Eventually, with help from friends and, in my case at least, counselors, Dad and I changed as the years went by; I got worse, then later — after I screwed up everything I loved about my life—I got better.
I would say Dad and me became better people; we mellowed; we learned to love and push aside hate. I even learned to embrace my incompetence and bad decisions; I learned to endure those who made it their business to malign me, which gave me wisdom, one psychologist said.
My failures made me unique; a person with value, because there was only one person like me in the world who hurt like I hurt; who suffered like I suffered. It meant something somehow to suffer as only I could.
God loved me, a pastor said.
After Dad died, people who knew him well said that he suffered from fears I couldn’t imagine during those times in our lives when I thought I knew him best.
Eventually, I decided that success is not necessary, it really isn’t. It’s a wonderful thing to be loved and validated; to set goals and achieve them, but for most people it just isn’t going to happen. We need alternatives to success and popularity to keep going. I do, anyway.

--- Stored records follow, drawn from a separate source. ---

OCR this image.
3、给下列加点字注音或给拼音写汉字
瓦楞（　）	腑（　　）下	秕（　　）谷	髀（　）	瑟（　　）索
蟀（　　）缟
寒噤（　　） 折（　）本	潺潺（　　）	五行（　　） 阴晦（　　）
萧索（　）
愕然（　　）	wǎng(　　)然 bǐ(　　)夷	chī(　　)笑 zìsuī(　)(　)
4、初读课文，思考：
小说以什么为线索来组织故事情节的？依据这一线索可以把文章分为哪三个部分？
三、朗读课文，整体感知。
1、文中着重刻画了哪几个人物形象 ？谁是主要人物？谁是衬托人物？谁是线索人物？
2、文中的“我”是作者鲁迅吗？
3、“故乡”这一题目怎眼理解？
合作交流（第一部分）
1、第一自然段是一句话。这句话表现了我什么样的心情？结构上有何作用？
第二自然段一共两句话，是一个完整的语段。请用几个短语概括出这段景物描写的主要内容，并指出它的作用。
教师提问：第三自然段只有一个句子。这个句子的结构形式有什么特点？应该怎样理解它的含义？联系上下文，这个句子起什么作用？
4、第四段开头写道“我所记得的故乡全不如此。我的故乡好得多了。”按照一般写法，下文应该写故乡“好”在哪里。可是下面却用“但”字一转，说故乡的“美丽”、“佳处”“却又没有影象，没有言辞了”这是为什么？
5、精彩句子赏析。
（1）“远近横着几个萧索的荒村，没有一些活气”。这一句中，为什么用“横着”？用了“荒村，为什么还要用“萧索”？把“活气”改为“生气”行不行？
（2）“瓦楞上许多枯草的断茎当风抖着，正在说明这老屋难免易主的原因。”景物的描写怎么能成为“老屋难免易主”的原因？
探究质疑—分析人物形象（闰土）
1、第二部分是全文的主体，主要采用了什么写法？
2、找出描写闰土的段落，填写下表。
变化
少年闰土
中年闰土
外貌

People might be better served if they accepted failure and condemnation as natural and inevitable. Failure doesn’t mean we have no worth or are bad people. Does it? Of course not. Sometimes people hate so much they pray for us to fail. Don’t they? No one can do anything good at all when the world hates everything they do and say.
Some of the most successful and popular people on Earth would be better off had they not been born. If God exists and the Bible is true, success and getting loved might not be goals anyone should pursue too intensely.
Loving others might be a better goal. Of course, I’ve failed at that too. It’s hard to love people who say I am wicked; who see malevolent intent in everything I say or do.
Maybe forgiving and being forgiven is what love is; it’s what heals us and those we care about; it’s what restores optimism and frees us to relax and enjoy the gifts that God gives to help people live without shame or fear on a tiny planet called Earth in the twenty-first century of time-everlasting.
I know this: life ends badly for everyone. Most people aren’t ready for death when it finally comes. On the night he died, my wife’s dad told me he thought he would have more time; maybe to get himself organized, I thought when he said it. I wasn’t sure what he meant. I didn’t ask him to elaborate. I wish I had.
I don’t have the answers. I don’t know what is true or what is false. I don’t know what is real and what is pretend. I don’t know why I was born or why people tell me I will die. I don’t believe I will die. I really don’t.
No person I’ve ever truly loved has ever died. I don’t believe in death. I never will.
Yes, I could be wrong.
If it turns out that I don’t know what the hell I’m pontificating about, etch on my tombstone (or urn)—who knows what it might be? Scratch with a stick in the ground by the compost pile—anyone left who might still care—these words I wrote when I was strong enough to write verse and make sense:
I ended my precious life.
I wanted a drink;
my throat was parched;
I couldn’t make the sounds to ask.
I wanted a kind look;
my eyes were sore,
too filled with tears to see.
I wanted a happy memory;
the pain of haters numbed my mind.
I wanted justice,
but this world comforts the powerful.
I looked at the sky and fell into it.